6. The Optional C-Module Often Remains Unused
Only two of the five companies report on the "Comprehensive" disclosures (C1-C9). These modules offer added value precisely where sustainability is strategically embedded, for example in climate targets, risk assessment, or governance.
Practical tip: Use the material or applicable C-disclosures to demonstrate maturity and ambition, especially if you work with larger customers, suppliers, or investors.
7. Even a Short Report Can Be Effective, If It Is Honest and Concrete
Not every report needs 30 pages. Nord Mobil shows how a compact PDF with clear statements, authentic examples, and visible commitment can have an impact, provided you are serious and do not hedge every statement.
Practical tip: Do not artificially shorten or extend the report. Report in a way that fits the size, maturity, and relevance of your company.
Conclusion
The analysed VSME report examples show clearly: a good sustainability report is built on clear priorities, comprehensible content, and authentic communication.
The VSME standard offers a meaningful and practical structure for this. The decisive added value only emerges when you apply it to your reality. What is material for you? What goals are you pursuing? What can you realistically change?
Our Recommendation for Your VSME Report
Start with substance, not perfection. Even a short, honest report can be convincing if it shows that you address your impacts, take responsibility, and communicate transparently. The following elements help:
- A structured process, for example with double materiality or the Materiality Model Canvas
- Ideally a clear sustainability strategy
- A set of measurable goals and key figures
- A report that is understandable and says more than "we are making an effort"
Whether for customers, banks, or internal teams: a well-prepared VSME report is an instrument for building trust and positioning, not an end in itself.
The VSME standard is not a straitjacket. Those who use it meaningfully can, with comparatively little effort, create an effective and credible sustainability report that creates real internal and external value.
Our VSME report template gives you a ready-to-use structure so you can focus on your content, not on figuring out the format. We also help with setting up the materiality analysis and the overall report structure.
Frequently asked questions about VSME report examples
What is a VSME report and who needs one?
A VSME report is a sustainability report based on the voluntary VSME standard (Voluntary Sustainability Reporting Standard for SMEs), developed by EFRAG. It is designed for companies that fall outside the CSRD scope but want to provide structured sustainability information to banks, customers, or other stakeholders. With the updated CSRD thresholds (more than 1,000 employees and more than 450 million euros turnover), many more companies now fall into this category.
How long and detailed should a VSME report be?
There is no fixed length requirement. The examples we analysed range from compact PDFs of a few pages to comprehensive documents of 30-plus pages.
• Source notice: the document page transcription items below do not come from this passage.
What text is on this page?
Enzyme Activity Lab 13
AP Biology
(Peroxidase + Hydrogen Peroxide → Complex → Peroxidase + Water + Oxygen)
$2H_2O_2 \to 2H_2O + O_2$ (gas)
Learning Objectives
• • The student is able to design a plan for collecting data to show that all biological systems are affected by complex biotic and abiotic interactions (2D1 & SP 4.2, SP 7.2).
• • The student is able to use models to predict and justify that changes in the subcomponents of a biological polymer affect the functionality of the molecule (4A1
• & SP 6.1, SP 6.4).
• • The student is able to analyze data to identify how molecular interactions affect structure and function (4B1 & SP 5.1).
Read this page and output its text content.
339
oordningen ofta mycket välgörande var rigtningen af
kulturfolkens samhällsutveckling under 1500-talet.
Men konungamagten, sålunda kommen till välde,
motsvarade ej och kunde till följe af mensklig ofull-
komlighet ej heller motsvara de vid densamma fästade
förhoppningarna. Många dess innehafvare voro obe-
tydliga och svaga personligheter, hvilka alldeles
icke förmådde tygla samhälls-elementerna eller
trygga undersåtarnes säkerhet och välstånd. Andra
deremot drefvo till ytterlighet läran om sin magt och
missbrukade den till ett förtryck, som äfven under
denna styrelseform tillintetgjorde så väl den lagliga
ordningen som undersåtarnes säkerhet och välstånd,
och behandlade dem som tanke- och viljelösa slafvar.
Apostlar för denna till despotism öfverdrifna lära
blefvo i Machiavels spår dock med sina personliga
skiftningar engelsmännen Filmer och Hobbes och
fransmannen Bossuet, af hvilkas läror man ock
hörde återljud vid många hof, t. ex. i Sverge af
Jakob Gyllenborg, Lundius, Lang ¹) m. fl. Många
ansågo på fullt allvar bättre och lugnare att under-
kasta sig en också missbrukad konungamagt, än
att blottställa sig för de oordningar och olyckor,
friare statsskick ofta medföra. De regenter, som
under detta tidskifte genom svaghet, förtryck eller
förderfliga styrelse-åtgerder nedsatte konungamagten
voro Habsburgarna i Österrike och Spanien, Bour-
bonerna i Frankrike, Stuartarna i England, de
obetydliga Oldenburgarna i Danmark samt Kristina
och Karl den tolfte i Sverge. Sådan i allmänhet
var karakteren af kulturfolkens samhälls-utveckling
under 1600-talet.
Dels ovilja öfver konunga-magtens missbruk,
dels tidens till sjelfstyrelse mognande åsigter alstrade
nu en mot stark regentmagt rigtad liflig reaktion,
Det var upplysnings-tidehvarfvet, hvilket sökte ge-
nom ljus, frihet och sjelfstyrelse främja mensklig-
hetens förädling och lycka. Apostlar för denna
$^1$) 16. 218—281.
What matters is that the report is honest, concrete, and focuses on topics that are genuinely material for your company. Nord Mobil shows that a short, focused report can be just as effective as a lengthy one.
Do I need to complete the Comprehensive Module (C1-C9) of the VSME?
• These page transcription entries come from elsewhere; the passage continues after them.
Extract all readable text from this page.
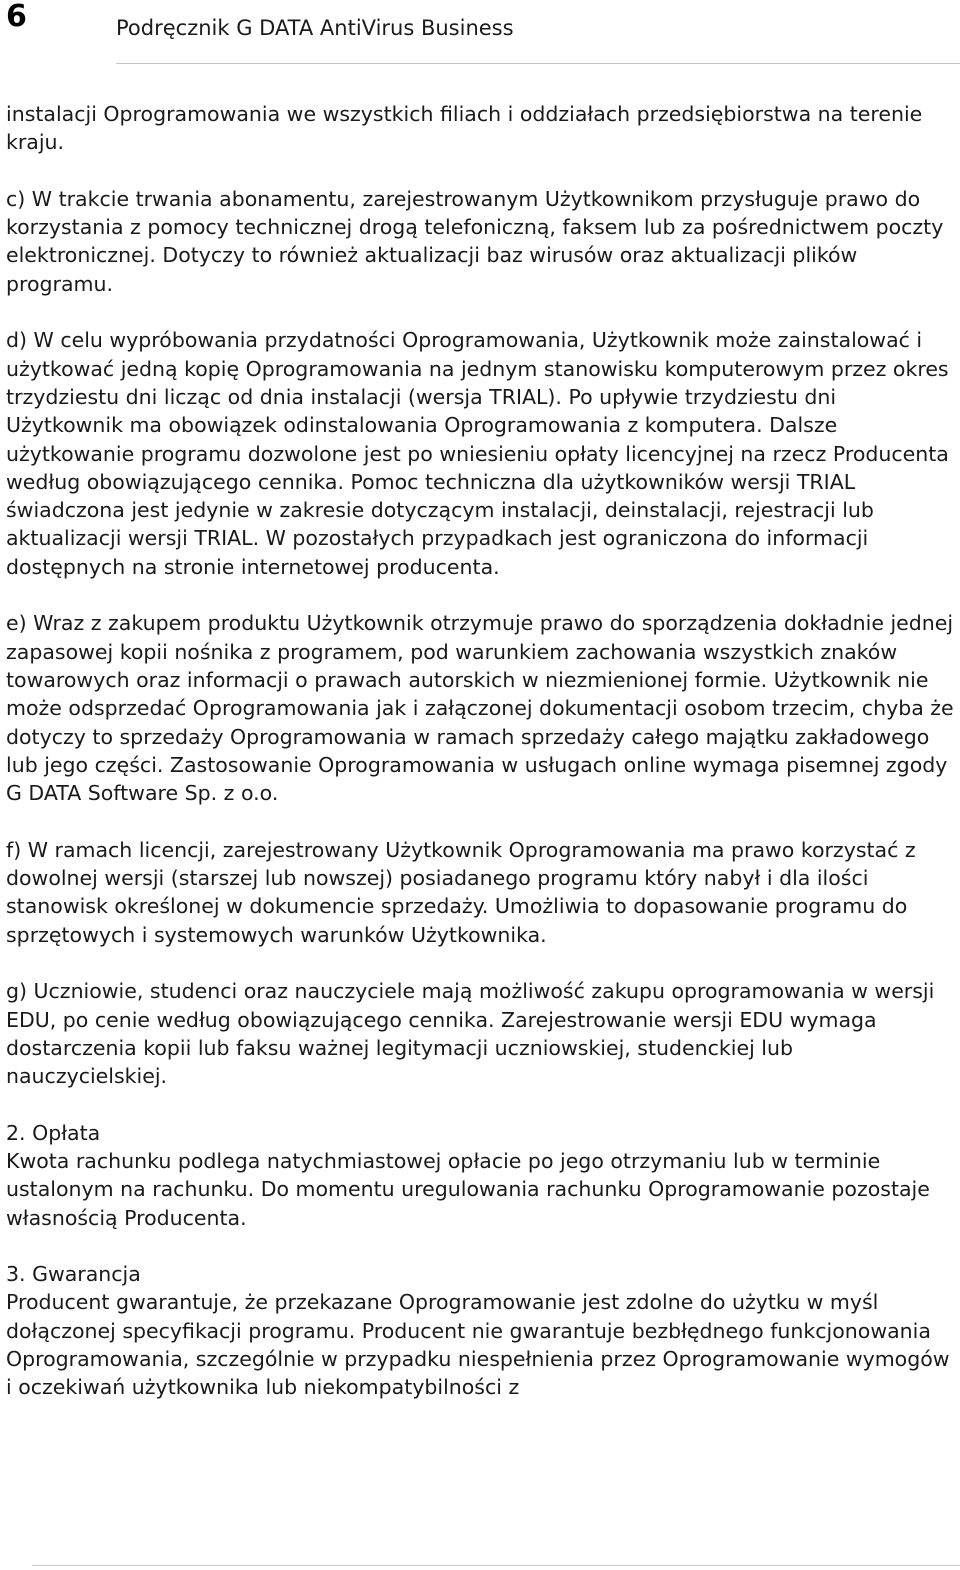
6	Podręcznik G DATA AntiVirus Business

instalacji Oprogramowania we wszystkich filiach i oddziałach przedsiębiorstwa na terenie kraju.

c) W trakcie trwania abonamentu, zarejestrowanym Użytkownikom przysługuje prawo do korzystania z pomocy technicznej drogą telefoniczną, faksem lub za pośrednictwem poczty elektronicznej. Dotyczy to również aktualizacji baz wirusów oraz aktualizacji plików programu.

d) W celu wypróbowania przydatności Oprogramowania, Użytkownik może zainstalować i użytkować jedną kopię Oprogramowania na jednym stanowisku komputerowym przez okres trzydziestu dni licząc od dnia instalacji (wersja TRIAL). Po upływie trzydziestu dni Użytkownik ma obowiązek odinstalowania Oprogramowania z komputera. Dalsze użytkowanie programu dozwolone jest po wniesieniu opłaty licencyjnej na rzecz Producenta według obowiązującego cennika. Pomoc techniczna dla użytkowników wersji TRIAL świadczona jest jedynie w zakresie dotyczącym instalacji, deinstalacji, rejestracji lub aktualizacji wersji TRIAL. W pozostałych przypadkach jest ograniczona do informacji dostępnych na stronie internetowej producenta.

e) Wraz z zakupem produktu Użytkownik otrzymuje prawo do sporządzenia dokładnie jednej zapasowej kopii nośnika z programem, pod warunkiem zachowania wszystkich znaków towarowych oraz informacji o prawach autorskich w niezmienionej formie. Użytkownik nie może odsprzedać Oprogramowania jak i załączonej dokumentacji osobom trzecim, chyba że dotyczy to sprzedaży Oprogramowania w ramach sprzedaży całego majątku zakładowego lub jego części. Zastosowanie Oprogramowania w usługach online wymaga pisemnej zgody G DATA Software Sp. z o.o.

f) W ramach licencji, zarejestrowany Użytkownik Oprogramowania ma prawo korzystać z dowolnej wersji (starszej lub nowszej) posiadanego programu który nabył i dla ilości stanowisk określonej w dokumencie sprzedaży. Umożliwia to dopasowanie programu do sprzętowych i systemowych warunków Użytkownika.

g) Uczniowie, studenci oraz nauczyciele mają możliwość zakupu oprogramowania w wersji EDU, po cenie według obowiązującego cennika. Zarejestrowanie wersji EDU wymaga dostarczenia kopii lub faksu ważnej legitymacji uczniowskiej, studenckiej lub nauczycielskiej.

2. Opłata
Kwota rachunku podlega natychmiastowej opłacie po jego otrzymaniu lub w terminie ustalonym na rachunku. Do momentu uregulowania rachunku Oprogramowanie pozostaje własnością Producenta.

3. Gwarancja
Producent gwarantuje, że przekazane Oprogramowanie jest zdolne do użytku w myśl dołączonej specyfikacji programu. Producent nie gwarantuje bezbłędnego funkcjonowania Oprogramowania, szczególnie w przypadku niespełnienia przez Oprogramowanie wymogów i oczekiwań użytkownika lub niekompatybilności z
No. The Comprehensive Module is optional. Only OREXES and Ten23 Health used it in the reports we analysed. It is worth considering if sustainability is strategically important for your company, if you work with large customers or investors, or if you want to demonstrate a higher level of ambition and maturity.
What is the difference between VSME and the new VS (Voluntary Standard)?
The VSME (published by EFRAG in December 2024) was originally aimed at SMEs. It is now being broadened into the "VS (Voluntary Standard)", expected as a delegated act in 2026. The VS will apply to any company outside the CSRD scope, including non-SMEs with fewer than 1,000 employees or under 450 million euros turnover. The content stays close to the VSME, with small adjustments.